Conscient des risques, le Togo a privilégié la voie du règlement pacifique, conformément aux dispositions de la Charte des Nations Unies et aux mécanismes prévus par le droit international. À partir de juin 2018, un cadre bilatéral de discussions a été mis en place. Entre juin 2018 et décembre 2023, onze réunions officielles se sont tenues alternativement à Lomé et à Accra. Ces travaux ont permis des avancées techniques notables, notamment sur le point de départ de la frontière maritime, la détermination de la ligne de base pertinente et l’élaboration d’une carte maritime de référence.
Cependant, des divergences persistent, en particulier sur la demande togolaise d’un réajustement du tracé afin de garantir un accès équitable à la haute mer. Lomé avance des faits et événements jugés déterminants, notamment des éléments historiques liés aux pratiques de mouillage des navires à destination du port de Lomé dans une zone aujourd’hui contestée. Ce point constitue, selon la commission, le principal nœud de crispation des négociations.
Le contexte politique au Ghana, marqué par le retour au pouvoir de John Dramani Mahama et des changements au sein de la Ghana Boundary Commission, laissait espérer une relance des discussions après l’installation des nouvelles autorités. Toutefois, la décision ghanéenne de saisir une juridiction internationale est intervenue alors que les négociations n’étaient pas officiellement rompues.

Pour le Togo, le recours à l’arbitrage constitue une procédure prévue par les textes internationaux. Noupokou Dammipi assure que le pays entend y répondre avec l’ensemble des éléments dont il dispose, affichant sa confiance quant à la solidité de son dossier. Le ministre Hodabalo Awaté a, pour sa part, réaffirmé l’attachement constant du gouvernement togolais au règlement pacifique des différends, au respect de la souveraineté des États et à l’exécution de bonne foi des engagements internationaux.
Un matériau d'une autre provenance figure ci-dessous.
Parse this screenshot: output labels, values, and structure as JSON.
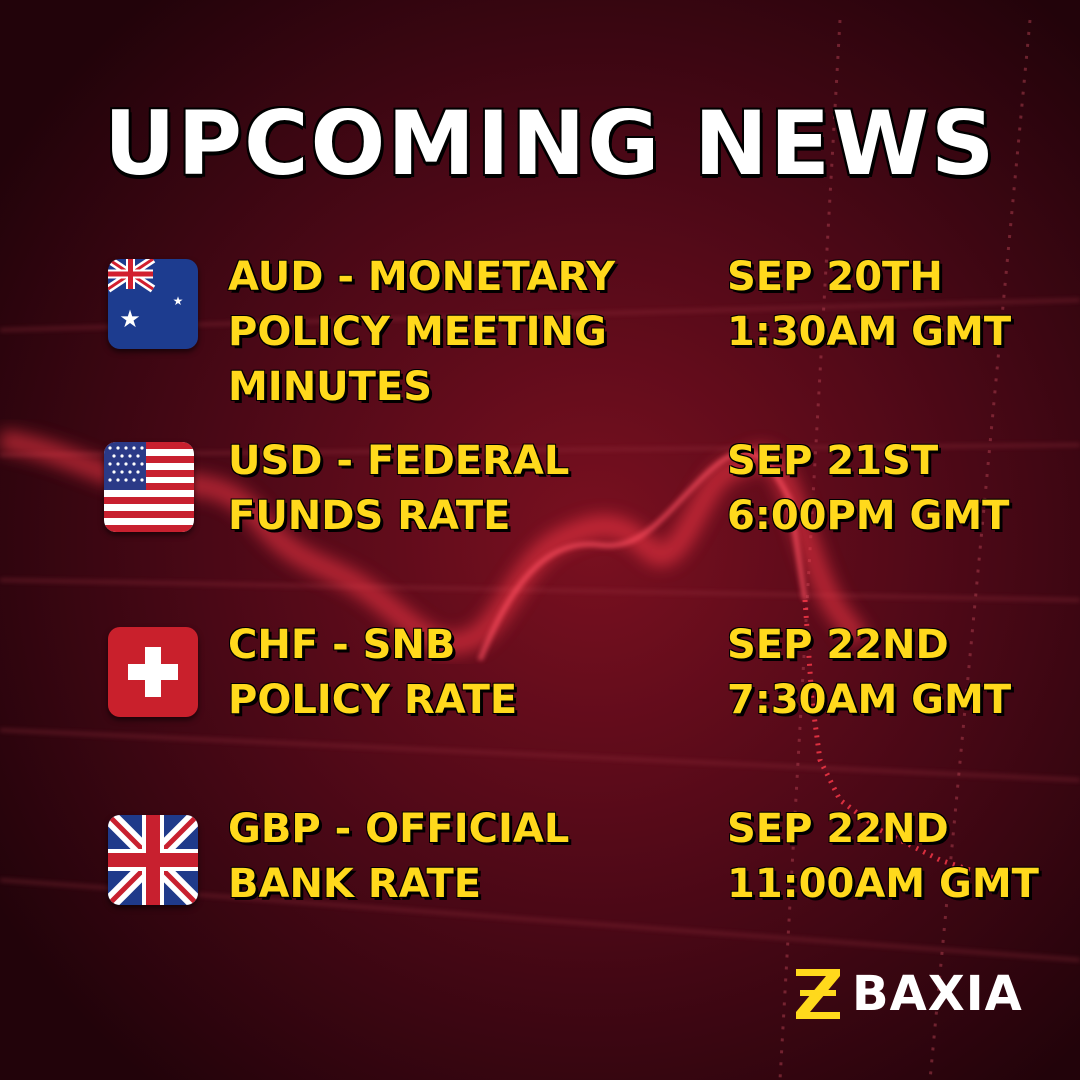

Les autorités togolaises annoncent aborder cette procédure avec responsabilité, sérénité et dans le strict respect des normes internationales, tout en veillant à préserver les intérêts légitimes du pays.
Au-delà de la dimension juridique et diplomatique, le différend comporte des enjeux économiques non négligeables. La zone concernée se situe dans le bassin du Golfe de Guinée, reconnu pour son fort potentiel en hydrocarbures. Le Ghana exploite déjà d’importants champs pétroliers et gaziers qui ont contribué à la transformation de son économie. Une modification de la ligne de délimitation pourrait ainsi avoir un impact sur des blocs d’exploration futurs, l’attribution de permis pétroliers, les recettes fiscales et les investissements énergétiques.
Pour le Togo, qui ne produit pas encore de pétrole offshore, l’enjeu est stratégique : sécuriser un accès souverain à d’éventuelles ressources futures dans une perspective de diversification économique. Les ressources offshore représentent en effet des recettes fiscales potentielles, des redevances, des emplois directs et indirects ainsi que des investissements étrangers. Tandis que le Ghana chercherait à protéger ses acquis économiques, le Togo vise, pour sa part, à préserver un potentiel de développement à venir.
Ainsi, entre considérations juridiques, impératifs diplomatiques et enjeux énergétiques, le différend maritime entre Lomé et Accra s’inscrit dans une dynamique où le respect du droit international et la préservation des intérêts nationaux demeurent au cœur de la stratégie togolaise.